As Christchurch was only blessed with two internationals this season, not much was going to stop me getting to the ground to see this one. I was predicting an Australia win after they overpowered New Zealand in the first Twenty20.
Being a born and bred Kiwi, and the fact that the opposition was the team most hated in all of New Zealand, I was rooting for the Blackcaps well and truly. But having said that, I wanted a good contest. And heck, I got one.
Mr New Zealand Cricket, also known as Dan Vettori, was the player I wanted to stand out most in this match. As a fellow legspinner, I was also excited to see Steve Smith live in action.

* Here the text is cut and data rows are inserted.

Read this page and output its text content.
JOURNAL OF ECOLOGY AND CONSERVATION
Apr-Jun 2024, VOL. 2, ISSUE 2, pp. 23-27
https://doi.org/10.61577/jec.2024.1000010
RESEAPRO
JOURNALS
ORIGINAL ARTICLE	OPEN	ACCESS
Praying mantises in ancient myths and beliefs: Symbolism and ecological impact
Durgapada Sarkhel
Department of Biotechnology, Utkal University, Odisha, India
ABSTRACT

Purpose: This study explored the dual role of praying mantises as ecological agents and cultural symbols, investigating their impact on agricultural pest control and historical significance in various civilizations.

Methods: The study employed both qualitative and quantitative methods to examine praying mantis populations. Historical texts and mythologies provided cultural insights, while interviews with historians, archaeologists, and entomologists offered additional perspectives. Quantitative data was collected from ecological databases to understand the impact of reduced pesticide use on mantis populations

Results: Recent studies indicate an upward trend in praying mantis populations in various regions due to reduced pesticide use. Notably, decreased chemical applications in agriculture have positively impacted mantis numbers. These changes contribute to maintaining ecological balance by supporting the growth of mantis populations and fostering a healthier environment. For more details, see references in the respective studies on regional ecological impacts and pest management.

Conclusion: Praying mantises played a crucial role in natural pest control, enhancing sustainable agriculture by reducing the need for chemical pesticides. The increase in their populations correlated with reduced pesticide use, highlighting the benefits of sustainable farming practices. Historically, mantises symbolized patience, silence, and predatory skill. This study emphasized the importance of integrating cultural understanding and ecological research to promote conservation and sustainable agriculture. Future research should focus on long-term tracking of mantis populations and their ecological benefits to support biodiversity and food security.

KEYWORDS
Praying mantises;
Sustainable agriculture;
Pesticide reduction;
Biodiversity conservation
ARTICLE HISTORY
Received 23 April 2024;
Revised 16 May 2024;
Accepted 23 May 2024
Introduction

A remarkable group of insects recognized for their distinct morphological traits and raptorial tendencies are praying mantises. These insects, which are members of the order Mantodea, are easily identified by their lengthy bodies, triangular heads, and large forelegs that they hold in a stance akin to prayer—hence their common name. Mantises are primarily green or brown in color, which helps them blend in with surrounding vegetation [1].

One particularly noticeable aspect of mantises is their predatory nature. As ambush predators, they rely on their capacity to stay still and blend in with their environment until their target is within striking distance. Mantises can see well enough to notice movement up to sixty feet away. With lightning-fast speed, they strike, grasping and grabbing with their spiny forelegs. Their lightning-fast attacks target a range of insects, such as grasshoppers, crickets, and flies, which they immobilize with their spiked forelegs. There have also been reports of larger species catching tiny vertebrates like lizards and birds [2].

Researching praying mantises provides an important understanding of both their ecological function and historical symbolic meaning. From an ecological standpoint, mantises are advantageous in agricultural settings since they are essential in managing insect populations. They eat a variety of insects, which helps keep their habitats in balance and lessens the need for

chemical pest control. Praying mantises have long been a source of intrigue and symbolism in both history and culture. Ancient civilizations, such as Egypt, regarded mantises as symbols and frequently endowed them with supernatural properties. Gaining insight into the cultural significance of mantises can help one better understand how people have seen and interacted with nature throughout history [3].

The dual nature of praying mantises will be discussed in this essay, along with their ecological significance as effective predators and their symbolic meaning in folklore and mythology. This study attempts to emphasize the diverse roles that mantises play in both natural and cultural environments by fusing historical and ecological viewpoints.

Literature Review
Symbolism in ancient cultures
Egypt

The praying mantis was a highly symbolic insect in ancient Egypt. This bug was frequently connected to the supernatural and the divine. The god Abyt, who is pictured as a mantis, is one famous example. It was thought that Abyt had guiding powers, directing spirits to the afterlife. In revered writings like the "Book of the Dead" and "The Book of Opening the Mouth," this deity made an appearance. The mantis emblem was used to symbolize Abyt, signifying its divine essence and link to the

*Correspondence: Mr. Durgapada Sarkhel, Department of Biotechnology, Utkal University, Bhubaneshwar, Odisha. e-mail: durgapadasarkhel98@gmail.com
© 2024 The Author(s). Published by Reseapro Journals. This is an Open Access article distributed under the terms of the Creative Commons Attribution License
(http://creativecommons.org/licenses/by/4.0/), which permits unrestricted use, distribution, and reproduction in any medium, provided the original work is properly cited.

One of the focal points after most games is who got the Man of the Match award and who deserved it. Today's was clear cut. Brendon McCullum was arguably the best on the ground not only for his magnificent 56-ball 116, but for his athleticism in the field. What was most impressive about his innings was how he paced it. It took him a hard-fought 33 balls to get to his 50. But when he went aggressive, he didn't go back. The crowd were chanting his name for the next 17 deliveries he faced, which took him to his hundred.
Not to be forgotten are two other men who had a big say. Firstly, Tim Southee for his death-bowling efforts and his catch to remove David Warner, and secondly Cameron White for his monstrous 50 off only 21 balls.
One thing I'd have changed
Warner's dismissal. I think that supporters of any team want to see this guy really get going. Unfortunately for him and Australia, he only showed a brief glimpse of what he is capable of before being dismissed.
The first was McCullum's ridiculous scoop-and-roll for six. His most effective use of the shot was one where he picked an almost yorker-length ball from Shaun Tait and deposited it almost straight over the despairing Brad Haddin's head for six. It left me and my mates wondering why anyone would want to be a bowler in present-day cricket.
The second was Vettori's decision to bring Southee on at the death. When he came into the attack he had figures of 0 for 28. But it turned out to be a master stroke, and his next two overs (and the Super Over) were some of the best death bowling I had ever seen.
The third was the bizarre spectator who decided to run onto the field. He was not naked and he had no interest in shaking hands with the players. He simply turned to the boozed-up crowd, lit a cigarette and had several puffs. The crowd went nuts and "You are a legend" chants followed his departure.
It was like no other: 26,148 screaming fans created what was surely one of the greatest atmospheres in world cricket.
One Mexican wave went round the crowd five times, and even on the fifth loop there were spectators throwing bottles and other such items in the air.
The peak of the excitement was easily the 20th over, bowled by Southee. The stands were shaking with fans jumping up and down and chanting his name and clapping.
Banner of the day
One fan made humorous additions to a whiteboard: "[Steve] Smith is looking a bit Warne out", and "Ingram, where the bloody hell are you?" And there was a "Haddin, you cheat" sign that the management eventually took down.
This was the only part of the experience that let me down. Twenty20 has been built on a reputation for being a spectacle. Although the action out in the middle was some of the best I have ever seen, there were no cheerleaders, no fireworks - no fire at all actually. Just speakers pumping out some new-age pop-rap thing that got the crowd reasonably pumped up, but seeing as this only happens once a season I felt more of an effort should have been made.
Marks out of 10
10. The atmosphere, the game, the tension and the Super Over all added up to be one heck of an evening.